Let’s take a moment to compare the drug industry’s non-reaction to the FDA guidance on antibiotics to the TV industry’s overheated response to streaming video startup Aereo.
The major TV networks, which give their product away for free to anyone with an antenna, spent huge amounts of money filing lawsuits and getting their case before the Supreme Court, all in an effort to stop a startup with a small customer base and service in a limited number of markets.
The networks acted immediately and disproportionately to an incredibly minor threat because in the long run it could have set a precedent that may have resulted in a larger loss to the broadcasters. Just the notion of an Aereo victory led top network execs to speak publicly about actually pulling their channels from the airwaves and going cable-only. This sort of all-out blitz is what most of us have come to expect from industries that sniff any possible harm in the form of competition or regulation.
Meanwhile, antibiotics for farm animals account for around 80% of all antibiotics sold in the U.S. each year. And most of these drugs are purchased solely for the purpose of promoting tissue growth in the animals; they also have the effect of sometimes allowing animals to exist in filthy, cramped conditions (at least until the drugs are rendered ineffective by antibiotic-resistant microbes).
But when the FDA announced last fall that it was finally doing something about the overuse of these drugs, the pharmaceuticals industry didn’t run to the Supreme Court; it didn’t drop a few pills in a politician’s pocket to introduce new legislation to override the guidance. In fact, the pharma pholks not only agreed to the guidance, they said it was no big deal.
The CEO of Zoetis actually said at the time that the FDA guidelines — which are completely voluntary — “will not have a significant impact on our revenues.”

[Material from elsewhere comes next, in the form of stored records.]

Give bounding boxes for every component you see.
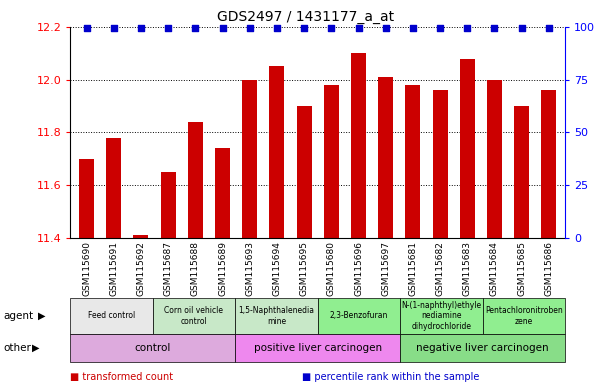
Text: Corn oil vehicle
control: Corn oil vehicle control <box>164 306 224 326</box>
Point <box>435 25 445 31</box>
Bar <box>406 85 420 238</box>
Point <box>272 25 282 31</box>
Bar <box>133 235 148 238</box>
Point <box>191 25 200 31</box>
Point <box>82 25 92 31</box>
Text: negative liver carcinogen: negative liver carcinogen <box>416 343 549 353</box>
Bar <box>351 53 366 238</box>
Text: N-(1-naphthyl)ethyle
nediamine
dihydrochloride: N-(1-naphthyl)ethyle nediamine dihydroch… <box>401 301 481 331</box>
Point <box>136 25 146 31</box>
Point <box>218 25 227 31</box>
Bar <box>188 122 203 238</box>
Bar <box>70 298 153 334</box>
Bar <box>235 298 318 334</box>
Point <box>463 25 472 31</box>
Bar <box>433 90 448 238</box>
Bar <box>460 59 475 238</box>
Bar <box>541 90 557 238</box>
Bar <box>161 172 175 238</box>
Point <box>408 25 418 31</box>
Bar <box>318 298 400 334</box>
Point <box>245 25 255 31</box>
Text: other: other <box>3 343 31 353</box>
Bar <box>153 298 235 334</box>
Bar <box>487 80 502 238</box>
Text: ■ percentile rank within the sample: ■ percentile rank within the sample <box>302 372 480 382</box>
Bar <box>70 334 235 362</box>
Point <box>517 25 527 31</box>
Bar <box>378 77 393 238</box>
Point <box>299 25 309 31</box>
Text: ■ transformed count: ■ transformed count <box>70 372 174 382</box>
Point <box>381 25 390 31</box>
Bar <box>400 334 565 362</box>
Text: positive liver carcinogen: positive liver carcinogen <box>254 343 382 353</box>
Bar <box>324 85 338 238</box>
Bar <box>483 298 565 334</box>
Text: 2,3-Benzofuran: 2,3-Benzofuran <box>330 311 388 320</box>
Bar <box>269 66 284 238</box>
Bar <box>242 80 257 238</box>
Bar <box>106 138 121 238</box>
Bar <box>79 159 94 238</box>
Text: GDS2497 / 1431177_a_at: GDS2497 / 1431177_a_at <box>217 10 394 23</box>
Text: Pentachloronitroben
zene: Pentachloronitroben zene <box>485 306 563 326</box>
Point <box>354 25 364 31</box>
Text: control: control <box>134 343 171 353</box>
Bar <box>400 298 483 334</box>
Text: 1,5-Naphthalenedia
mine: 1,5-Naphthalenedia mine <box>238 306 315 326</box>
Bar <box>215 148 230 238</box>
Text: ▶: ▶ <box>38 311 45 321</box>
Bar <box>297 106 312 238</box>
Point <box>163 25 173 31</box>
Point <box>326 25 336 31</box>
Bar <box>235 334 400 362</box>
Text: ▶: ▶ <box>32 343 39 353</box>
Point <box>109 25 119 31</box>
Point <box>489 25 499 31</box>
Text: agent: agent <box>3 311 33 321</box>
Text: Feed control: Feed control <box>88 311 135 320</box>
Bar <box>514 106 529 238</box>
Point <box>544 25 554 31</box>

As you can see below, Zoetis’s stock price is virtually the same as it was six months ago, and has actually improved since April, implying that investors aren’t freaking out about the company losing a lot of business from the new FDA guidelines:
And while most of the 26 companies involved in this guidance are privately held, none of the public companies — like ADM, PAHC, Merck, Eli Lilly, Novartis — impacted by the FDA policy appear to be worse for wear:
Granted, most of these businesses have many other sources in addition to antibiotics, and many of them do business outside of the U.S., but the fact that not one of them has taken a hit to their stock prices indicates to us that investors are not concerned about the longterm effect that the FDA guidance will have.
So it’s with a huge grain of salt that we take today’s happy report from the FDA that every company that it believes to be impacted by the guidance has “agreed to fully engage” in the FDA phase-out of medically unnecessary drugs and phasing in of veterinary oversight.
But again, one has to wonder why drug companies that would ostensibly be harmed by stricter regulation be playing along so complacently.
“If something sounds too good to be true – it usually is,” says Congresswoman Louise Slaughter of New York, who has been a very vocal critic of the FDA guidance. “It would take an extraordinary leap of faith to believe that asking pharmaceutical companies to change the labeling on packages of antibiotics will result in a tangible reduction of antibiotic overuse on the farm.”
The Congresswoman points out that the guidance has no sort of reporting requirement, nor does it set any quantitative limits on the use of these drugs; it just requires farmers to change the reason they use for buying the antibiotics.
“Until the FDA comes up with an enforceable, measurable guidance that will actually limit the amount of antibiotics used in agriculture production, we will continue to erode the effectiveness of antibiotics until we reach a point where routine infections like strep throat become fatal and life-saving surgeries that require antibiotics to stave off infection become obsolete,” explains Slaughter.